Eczema treated by acqueous cream

(RxWiki News) In the United Kingdom, Aqueous Cream BP is prescribed and recommended often for the treatment of eczema. A recent London pharmacy school study indicates that aqueous cream can be counterproductive when treating eczema.

Diar Mohammed, research author from The School of Pharmacy, University of London suggests imagining the skin’s protective layer as a castle wall with mortar type structure.
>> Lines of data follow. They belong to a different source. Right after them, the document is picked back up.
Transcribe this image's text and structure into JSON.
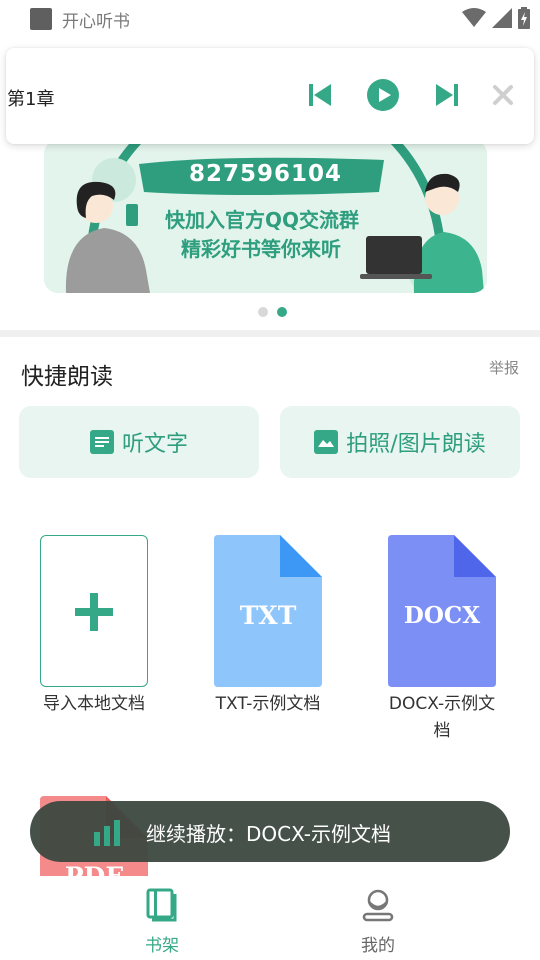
{
  "status_bar": {
    "app_name": "开心听书",
    "icons": [
      "wifi-icon",
      "signal-icon",
      "battery-charging-icon"
    ]
  },
  "player": {
    "chapter": "第1章",
    "controls": [
      "skip-previous-icon",
      "play-icon",
      "skip-next-icon",
      "close-icon"
    ]
  },
  "banner": {
    "qq_number": "827596104",
    "line1": "快加入官方QQ交流群",
    "line2": "精彩好书等你来听",
    "page_count": 2,
    "active_page": 2
  },
  "quick_read": {
    "title": "快捷朗读",
    "report": "举报",
    "listen_text": "听文字",
    "photo_read": "拍照/图片朗读"
  },
  "documents": {
    "import_label": "导入本地文档",
    "txt": {
      "badge": "TXT",
      "label": "TXT-示例文档"
    },
    "docx": {
      "badge": "DOCX",
      "label_line1": "DOCX-示例文",
      "label_line2": "档"
    },
    "pdf": {
      "badge": "PDF"
    }
  },
  "toast": {
    "text": "继续播放：DOCX-示例文档"
  },
  "bottom_nav": {
    "bookshelf": "书架",
    "mine": "我的"
  },
  "colors": {
    "accent": "#35a987",
    "accent_light": "#e9f5f1",
    "txt_file": "#8ec5fb",
    "txt_fold": "#3d98f5",
    "docx_file": "#7c8ff5",
    "docx_fold": "#4f65ea",
    "pdf_file": "#f58a8a",
    "toast_bg": "#3c4840"
  }
}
The areas treated with aqueous cream have bricks that are smaller and not shaped as well.

"Eczema patients from the UK should stop using Aqueous Cream BP."

At the same time a patient has applied the aqueous cream the ‘wall’ is being attacked by enzymes eating away at its very structure, which results in a weaker barrier in the wall. So, instead of helping eczema, this cream actually makes it worse on both the cellular and molecular level. The skin wall collapses and causes more pain and suffering.

Mohammed recommends discontinuing the use of Aqueous Cream. Even though it is the UK’s cheapest and most frequently prescribed cream, the results do not justify continuing use.

Dr. Majella Lane, also of The School of Pharmacy, University of London adds that new evidence has finally shown exactly why prescribing Aqueous Cream to treat eczema is counterproductive. He goes on to encourage consumers to find alternative therapies for eczema.

Lane adds that the detergent sodium lauryl sulphate in Aqueous Cream has been deemed causal of many of the issues the study has identified. The presence of this key ingredient is often not clearly marketed and there should be far more explicit labeling.

Professor Jonathan Hadgraft, Emeritus Professor of Biophysical Chemistry concludes that regardless of an increasing consensus that Aqueous Cream harms the skin, it continues to be prescribed. Now there is clear evidence regarding how this cream can only make matters worse.

At this time, this crean is not marketed in the US.